Pierre Ridolfi : entre Jean-François qui connaît le déploiement de la fibre et moi qui m’occupe du coworking nous pouvons avancer avec une logique de territoire et d’adressage qui respecte les toponymes. Notre commune présente des adresses certifiées et en tant que partenaire de la Charte de la Base Adresse Locale, Imaginà Coworking bénéficie d’une crédibilité énorme. Les élus des communes voisines ont confiance car ils m’ont vu grandir. Ils se disent qu’un jeune du village voisin a réussi à faire l’adressage et à maintenir tous les toponymes, et que son travail est labellisé nationalement. Ils disent « allons y ! »
Et nous expliquons aux communes où la fibre arrive que le piquetage ne suffit pas. Les câbles sont déjà tirés et lors de l’installation du câble, des installateurs ont pu dire qu’une liste sur papier pouvait suffire.
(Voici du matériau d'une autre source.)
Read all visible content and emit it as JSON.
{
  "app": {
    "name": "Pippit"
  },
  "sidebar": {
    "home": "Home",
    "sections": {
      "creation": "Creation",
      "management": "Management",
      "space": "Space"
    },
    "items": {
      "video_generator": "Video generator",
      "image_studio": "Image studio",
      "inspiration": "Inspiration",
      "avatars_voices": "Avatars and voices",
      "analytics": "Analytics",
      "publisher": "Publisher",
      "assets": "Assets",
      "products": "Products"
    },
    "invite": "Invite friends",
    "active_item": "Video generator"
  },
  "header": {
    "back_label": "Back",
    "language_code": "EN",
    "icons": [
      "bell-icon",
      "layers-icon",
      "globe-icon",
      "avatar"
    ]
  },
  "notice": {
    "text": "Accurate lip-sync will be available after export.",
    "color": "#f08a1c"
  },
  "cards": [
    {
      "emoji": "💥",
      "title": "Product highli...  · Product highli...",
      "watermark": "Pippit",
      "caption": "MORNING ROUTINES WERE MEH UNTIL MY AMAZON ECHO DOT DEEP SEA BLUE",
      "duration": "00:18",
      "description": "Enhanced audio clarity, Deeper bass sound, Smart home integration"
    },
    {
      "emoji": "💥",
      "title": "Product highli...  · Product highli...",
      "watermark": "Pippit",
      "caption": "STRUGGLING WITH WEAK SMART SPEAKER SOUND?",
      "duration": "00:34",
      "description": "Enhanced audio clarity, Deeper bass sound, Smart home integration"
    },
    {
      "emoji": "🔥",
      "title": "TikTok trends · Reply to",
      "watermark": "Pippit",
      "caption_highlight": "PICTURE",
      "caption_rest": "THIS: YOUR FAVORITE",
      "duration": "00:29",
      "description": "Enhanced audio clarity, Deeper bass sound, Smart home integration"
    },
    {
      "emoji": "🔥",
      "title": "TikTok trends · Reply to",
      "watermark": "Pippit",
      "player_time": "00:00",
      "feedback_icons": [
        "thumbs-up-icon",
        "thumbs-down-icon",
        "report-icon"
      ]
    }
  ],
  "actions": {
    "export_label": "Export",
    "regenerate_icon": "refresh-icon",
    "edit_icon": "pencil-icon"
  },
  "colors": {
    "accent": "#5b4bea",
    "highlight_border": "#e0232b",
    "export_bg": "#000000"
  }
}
Si l’adresse n’est pas renseignée, non seulement la commercialisation sera impossible, mais l’accès aux secours et aux autres services sera compromis. Sans compter qu’il faut prévoir l’avenir ! Actuellement, une augmentation de 20 % est prévue lors de l’installation de la fibre. Nous conseillons aux communes de préciser leurs adresses au plus large, d’intégrer les bâtiments susceptibles d’être transformés en habitations par exemple. Et grâce à la base de données, si le responsable de la fibre vient, il peut savoir s’il s’agit d’un garage, d’une ruine, etc. Nous proposons une démarche globale de gestion du territoire.
Jean-François Poli : d’ailleurs, le responsable du chantier de la fibre m’a contacté pour comparer notre fichier .csv avec leur piquetage. Il a rappelé Pierre et demande à une équipe de venir vérifier qu’il n’a pas commis d’erreur.
Voilà un outil de plus et un argument complémentaire que Pierre pourra développer au-delà des six communes voisine qui rejoignent la dynamique. Au-delà, il reste 200 communes de moins de 100 habitants où la fibre arrivera en 2022 et 2023. Nous les contacterons, sans degré d’urgence, pour avancer un adressage intelligent.
Pierre Ridolfi : nous avons commencé l’adressage de la commune de Costa, hameau devenu commune d’un km² de surface et comptant 60 habitants. Potentiellement cinq à six communes autour rejoignent la dynamique. À Palasca, le premier travail est toponymique en réunissant l’ancien et le nouveau maire. Costa a déjà réalisé ce travail. Plus tard, nous proposerons nos services aux petites communes ailleurs en Corse.